Cinemafantastique vous propose une critique jeune des films les plus vieux au plus récents traitant du fantastique dans sa globalité. Horreur, gore, fantômes ...
Gina McVey assiste avec sa famille au dîner d'anniversaire de son père lorsqu'un miroir se décroche du mur et se fracasse sur le sol. Lorsque Gina évoque les sept ans de malheur promis par la superstition, personne ne rit... Le lendemain, dans une rue de Londres, Gina s'aperçoit au volant de sa propre voiture. Stupéfaite, elle suit cette étrange apparition jusqu'à son appartement... Le même jour, Gina est victime d'un violent accident de la circulation qui l'empêche de se souvenir avec exactitude de ce qui s'est passé un peu plus tôt dans la journée... Peu à peu, elle va alors rassembler les pièces du puzzle, et découvrir ce qu'elle n'aurait jamais pu imaginer..
Après Cashback, premier long métrage nostalgique et bancal, Sean Ellis se dirige vers ce à quoi il semblait déjà tendre lors de cette première expérience : le genre fantastique. Le réalisateur dépeint ici le quotidien d’êtres en mal de vivre qui sont happés un à un par les miroirs et remplacés par des doubles d’origine inconnue.
Le thème des doubles n’est pas des plus originaux.
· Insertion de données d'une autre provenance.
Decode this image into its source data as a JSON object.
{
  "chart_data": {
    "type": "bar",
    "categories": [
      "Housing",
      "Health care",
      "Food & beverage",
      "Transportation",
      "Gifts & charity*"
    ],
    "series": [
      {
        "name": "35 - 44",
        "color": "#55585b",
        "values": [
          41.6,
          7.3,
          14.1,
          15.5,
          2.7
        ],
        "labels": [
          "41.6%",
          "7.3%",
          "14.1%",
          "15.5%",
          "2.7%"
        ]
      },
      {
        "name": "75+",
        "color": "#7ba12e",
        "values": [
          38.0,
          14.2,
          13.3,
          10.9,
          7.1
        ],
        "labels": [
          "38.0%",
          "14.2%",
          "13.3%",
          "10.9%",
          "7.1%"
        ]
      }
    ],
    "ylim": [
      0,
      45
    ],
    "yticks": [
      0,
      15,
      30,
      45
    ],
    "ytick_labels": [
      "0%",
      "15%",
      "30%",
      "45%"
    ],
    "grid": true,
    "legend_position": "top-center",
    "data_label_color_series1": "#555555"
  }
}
De nombreuses
variations sur le thème dans le domaine fantastique ont vu le jour. Pensons à l’excellent Faux semblants de Cronenberg (avec un Jeremy Irons terrifiant) ou encore au bon Trouble d’Harry Cleven. Laissant tomber la chronique post-adolescente pour l’inquiétante étrangeté, Ellis n’en garde pas moins ce qui fut la force incontestée de son premier métrage, à savoir le spleen débordant et la photographie expositive et mélancolique.
En réalité, The broken se rapproche davantage des écrits baudelairiens que d’un quelconque produit cinématographique existant. Le découpage chirurgical des mots dans la poésie de Baudelaire donne lieu à une mise en scène épurée empreinte d’une exposition de tous les instants. Sauf que, au contraire des descriptions flagorneuses de cinéastes qui les utilisent pour éviter d’avouer qu’ils n’ont rien à dire, Ellis les utilise avec sobriété pour appuyer davantage la représentation de cette Londres nostalgique hantée par des ombres qui déambulent dans un décor d’une tristesse sans pareille.
Tristesse, nostalgie, mélancolie : le métrage n’en est pas pour autant une invitation au suicide. Il se présente comme un modèle d’anéantissement humain par la perte de l’identité. A tel point qu’on est en fin de compte en droit de se poser la question suivante : ne vaut-il pas mieux finalement se laisser remplacer par ces ersatz déshumanisés comme nous-mêmes ? The broken aurait certainement eu de quoi charmer les existentialistes qui déboulèrent au lendemain de la seconde guerre mondiale et cherchaient un but à leur vie afin d’échapper à l’enfer du quotidien nihiliste.
Poétique et rudement bien ficelé, The broken offre un regard neuf sur le thème des doubles et un regard réaliste sur la morosité de l’existence humaine. C’est profond, c’est dramatique, c’est intellectuel mais ça fout un bon coup de pied là où il faut…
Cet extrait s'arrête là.